L'Etat Français a soutenu parfois son homologue Algérien dans ce qu'il avait
de plus contestable. Et une fois de plus, nous nous sommes éloignés des femmes
et des hommes d'Algérie. Quand ces immigrés sont venus s'installer chez nous,
on les parquait dans les bidonvilles, puis dans des foyers de sinistre mémoire
Non ! La France n'en a pas fini avec son passé Algérien. Il suffit d'écouter
ce qui se dit et ce qui se fait dans nos banlieues, aujourd'hui, pour comprendre
le travail qu'il nous reste à accomplir.
A La Villedieu, ce travail a commencé. Tard, trop tard, mais il est en route.
Il fallait une ingérence extérieure, un aiguillon pour que près de quarante
ans après nous reprenions conscience. Alors merci à toi, Danièle RESTOIN ,
merci à vous les élèves du lycée Marcel Pagnol, de nous avoir remis ces évènements
en mémoire. Merci aux acteurs et témoins de l'époque et merci à Daniel Mermet
qui a amplifié l'écho de ces témoignages. Mais notre travail ne s'arrêtera
pas là. Ce matin nous avons créé l'association " mémoire à vif " qui a pour
premeir objectif d'obtenir la réhabilitation politique de Romanet, Fanton
et Meunier.
Quarante ans après, nous voulons entendre la France et ses responsables demander
enfin pardon, d'abord et surtout au peuple Algérien. Nous voulons aussi l'entendre
demander pardon à ces gens qu'elle a condamnés à tort.

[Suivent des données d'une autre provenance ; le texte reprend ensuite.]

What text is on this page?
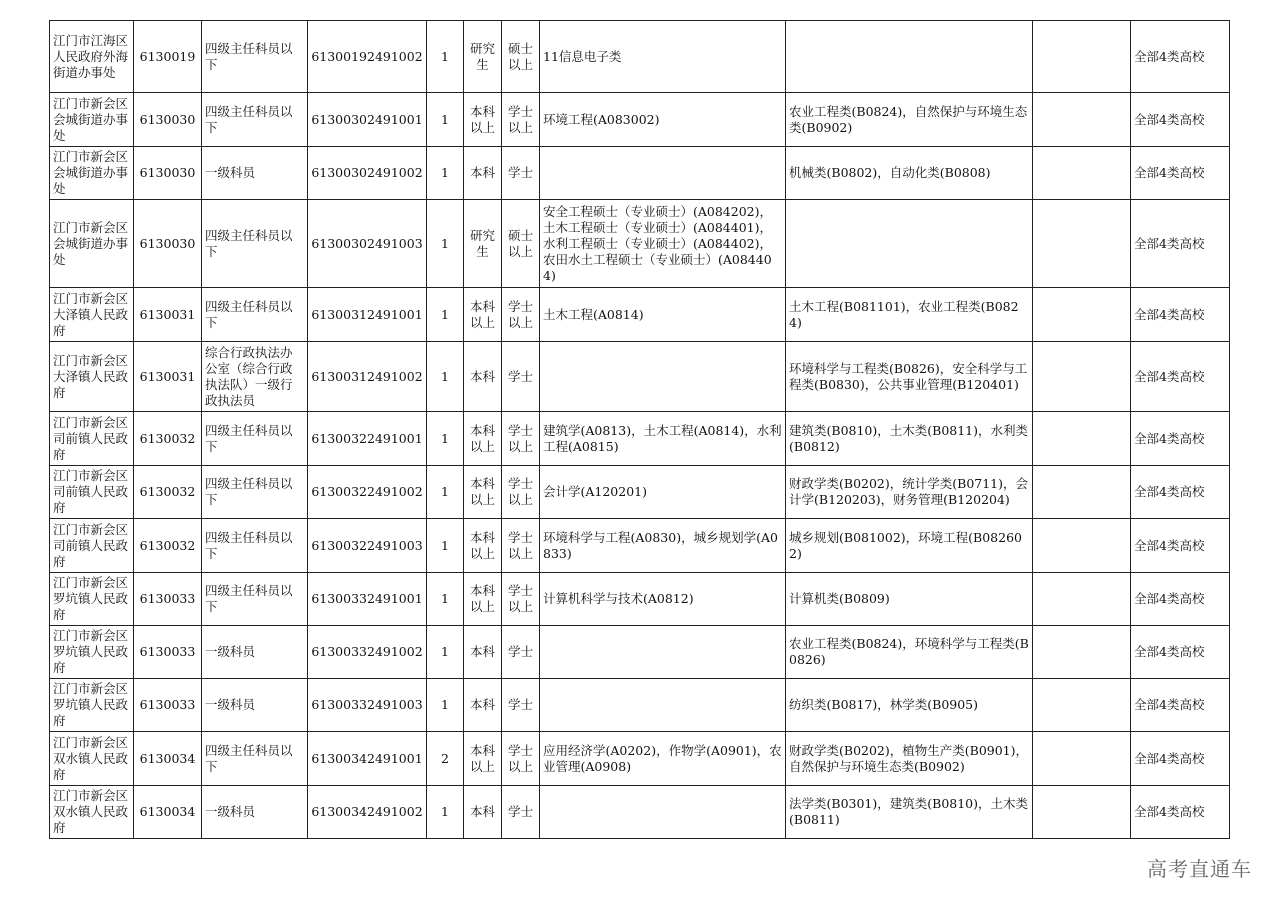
江门市江海区人民政府外海街道办事处	6130019	四级主任科员以下	61300192491002	1	研究生	硕士以上	11信息电子类			全部4类高校
江门市新会区会城街道办事处	6130030	四级主任科员以下	61300302491001	1	本科以上	学士以上	环境工程(A083002)	农业工程类(B0824)，自然保护与环境生态类(B0902)		全部4类高校
江门市新会区会城街道办事处	6130030	一级科员	61300302491002	1	本科	学士		机械类(B0802)，自动化类(B0808)		全部4类高校
江门市新会区会城街道办事处	6130030	四级主任科员以下	61300302491003	1	研究生	硕士以上	安全工程硕士（专业硕士）(A084202)，土木工程硕士（专业硕士）(A084401)，水利工程硕士（专业硕士）(A084402)，农田水土工程硕士（专业硕士）(A084404)			全部4类高校
江门市新会区大泽镇人民政府	6130031	四级主任科员以下	61300312491001	1	本科以上	学士以上	土木工程(A0814)	土木工程(B081101)，农业工程类(B0824)		全部4类高校
江门市新会区大泽镇人民政府	6130031	综合行政执法办公室（综合行政执法队）一级行政执法员	61300312491002	1	本科	学士		环境科学与工程类(B0826)，安全科学与工程类(B0830)，公共事业管理(B120401)		全部4类高校
江门市新会区司前镇人民政府	6130032	四级主任科员以下	61300322491001	1	本科以上	学士以上	建筑学(A0813)，土木工程(A0814)，水利工程(A0815)	建筑类(B0810)，土木类(B0811)，水利类(B0812)		全部4类高校
江门市新会区司前镇人民政府	6130032	四级主任科员以下	61300322491002	1	本科以上	学士以上	会计学(A120201)	财政学类(B0202)，统计学类(B0711)，会计学(B120203)，财务管理(B120204)		全部4类高校
江门市新会区司前镇人民政府	6130032	四级主任科员以下	61300322491003	1	本科以上	学士以上	环境科学与工程(A0830)，城乡规划学(A0833)	城乡规划(B081002)，环境工程(B082602)		全部4类高校
江门市新会区罗坑镇人民政府	6130033	四级主任科员以下	61300332491001	1	本科以上	学士以上	计算机科学与技术(A0812)	计算机类(B0809)		全部4类高校
江门市新会区罗坑镇人民政府	6130033	一级科员	61300332491002	1	本科	学士		农业工程类(B0824)，环境科学与工程类(B0826)		全部4类高校
江门市新会区罗坑镇人民政府	6130033	一级科员	61300332491003	1	本科	学士		纺织类(B0817)，林学类(B0905)		全部4类高校
江门市新会区双水镇人民政府	6130034	四级主任科员以下	61300342491001	2	本科以上	学士以上	应用经济学(A0202)，作物学(A0901)，农业管理(A0908)	财政学类(B0202)，植物生产类(B0901)，自然保护与环境生态类(B0902)		全部4类高校
江门市新会区双水镇人民政府	6130034	一级科员	61300342491002	1	本科	学士		法学类(B0301)，建筑类(B0810)，土木类(B0811)		全部4类高校
高考直通车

Nous voulons qu'elle
écoute tous ces hommes qui ont aujourd'hui 65-70 ans et qui sont revenus d'Algérie,
traumatisés, parfois anéantis à cause de ce qu'ils avaient vu, à cause de
ce qu'on leur avait fait faire là bas.
Après quarante années de silence, de refoulement, la parole est de retour,
le débat est d'actualité, il est enfin public. Beaucoup de ces appelés veulent
témoigner, se libérer du poids qu'ils ont sur la conscience. Eux aussi veulent
demander pardon à l'Algérie. Eux aussi réclament que l'Etat Français prenne
ses responsabilités, reconnaisse ses erreurs du passé. Alors n'attendons plus
! Notre pays ne fera pas l'économie d'un retour sur son histoire s'il veut
sortir du néo-colonialisme, s'il veut intervenir sur le processus d'intégration
actuel et appréhender autrement le monde qui l'entoure.
Il est grand temps d'effectuer le travail de mémoire qui permettra la réconciliation
entre les deux peuples, entre les deux pays, entre nous.
L'Algérie est un pays si différent mais si proche, nos liens culturels, sociaux,
sont si profonds qu'aujourd'hui nous nous devons d'agir avec détermination
et enthousiasme pour mettre en place de nouvelles relations. Battons nous
contre ce réflexe si facile, ce repli sur soi, ce regard malsain sur l'autre
qu'est le racisme.
Et méditons en ces temps troublés le message de Romanet Fanton et Meunier,
ils ont été condamnés parce que plutôt que la violence et la guerre, ils prônaient
la fraternité, la paix entre les hommes.